Data management and sharing activities need to be costed into research, in terms of the time and resources needed. By planning early, costs can be significantly reduced.
There are two approaches to costing research data management and sharing in advance of a research project starting. Either can be used in a data management plan or can inform a funding application.
Approach 1: All data-related activities and resources for the entire data lifecycle – from data creation, through processing, analyses and storage, to sharing and long-term preservation – can be priced to calculate the total cost of all data generation, data sharing, data access and preservation activities.
Approach 2: Only the resources that would be needed to preserve and make research data shareable beyond the primary research team are identified. These resources may include: people, equipment, infrastructure and tools to manage, document, organise, store and provide access to data.
Data management costing tool
There is no hard and fast rule for costing research data management, as some projects will afford more attention to detailed data documentation, organisation and formatting than others as part of routine fieldwork or data preparation before analysis. However, the UK Data Service has developed a simple activity-based costing tool that can be used for approach 2 of costing data management in the social sciences.

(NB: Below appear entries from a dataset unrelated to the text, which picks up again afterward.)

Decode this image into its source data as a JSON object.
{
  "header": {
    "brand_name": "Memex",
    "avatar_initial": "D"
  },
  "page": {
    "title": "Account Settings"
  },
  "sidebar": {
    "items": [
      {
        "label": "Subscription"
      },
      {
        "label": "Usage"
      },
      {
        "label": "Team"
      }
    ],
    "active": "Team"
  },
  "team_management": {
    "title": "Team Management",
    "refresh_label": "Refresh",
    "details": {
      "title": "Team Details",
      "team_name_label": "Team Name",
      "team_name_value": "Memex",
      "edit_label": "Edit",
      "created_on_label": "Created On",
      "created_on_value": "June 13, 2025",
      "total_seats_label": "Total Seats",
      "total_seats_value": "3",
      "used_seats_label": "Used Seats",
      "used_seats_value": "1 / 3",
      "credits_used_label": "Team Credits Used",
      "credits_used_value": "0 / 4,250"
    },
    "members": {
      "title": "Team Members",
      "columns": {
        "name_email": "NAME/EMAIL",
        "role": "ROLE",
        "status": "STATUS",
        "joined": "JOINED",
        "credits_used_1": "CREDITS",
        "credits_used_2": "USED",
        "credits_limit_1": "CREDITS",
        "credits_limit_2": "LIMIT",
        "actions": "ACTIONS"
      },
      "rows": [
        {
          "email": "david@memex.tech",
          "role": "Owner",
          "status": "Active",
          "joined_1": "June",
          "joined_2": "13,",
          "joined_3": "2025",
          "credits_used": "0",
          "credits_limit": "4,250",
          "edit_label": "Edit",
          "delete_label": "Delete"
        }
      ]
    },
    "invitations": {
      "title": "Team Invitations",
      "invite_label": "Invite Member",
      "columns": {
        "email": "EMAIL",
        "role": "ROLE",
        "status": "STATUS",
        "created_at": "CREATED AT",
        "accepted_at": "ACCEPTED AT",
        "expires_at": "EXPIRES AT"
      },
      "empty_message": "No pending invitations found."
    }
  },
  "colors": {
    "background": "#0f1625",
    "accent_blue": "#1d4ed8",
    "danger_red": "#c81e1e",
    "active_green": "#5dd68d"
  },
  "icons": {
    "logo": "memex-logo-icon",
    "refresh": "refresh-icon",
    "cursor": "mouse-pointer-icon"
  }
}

How the costing tool was developed
The data management costing tool was developed with researchers as part of the Jisc Data Management Planning for ESRC Research Data-rich Investments project, through data management interviews with researchers in ESRC centres and programmes. Researchers were asked to estimate the time or cost needed for activities related to data collection, data entry and transcription, data validation and documentation and the cost of preparing data for archiving and re-use. Overall, researchers found it hard to cost data management activities, as many activities are an integral part of standard research activities and data analysis. The identified high cost activities were transcribing and anonymising qualitative data and cleaning and verifying quantitative data.
Information from researchers was then combined with our expertise in the measures needed to make research data shareable and reusable. Key is that when preparing data for sharing is left until the end of a project, the cost is often too high due to the competition with publishing and seeking future project funding.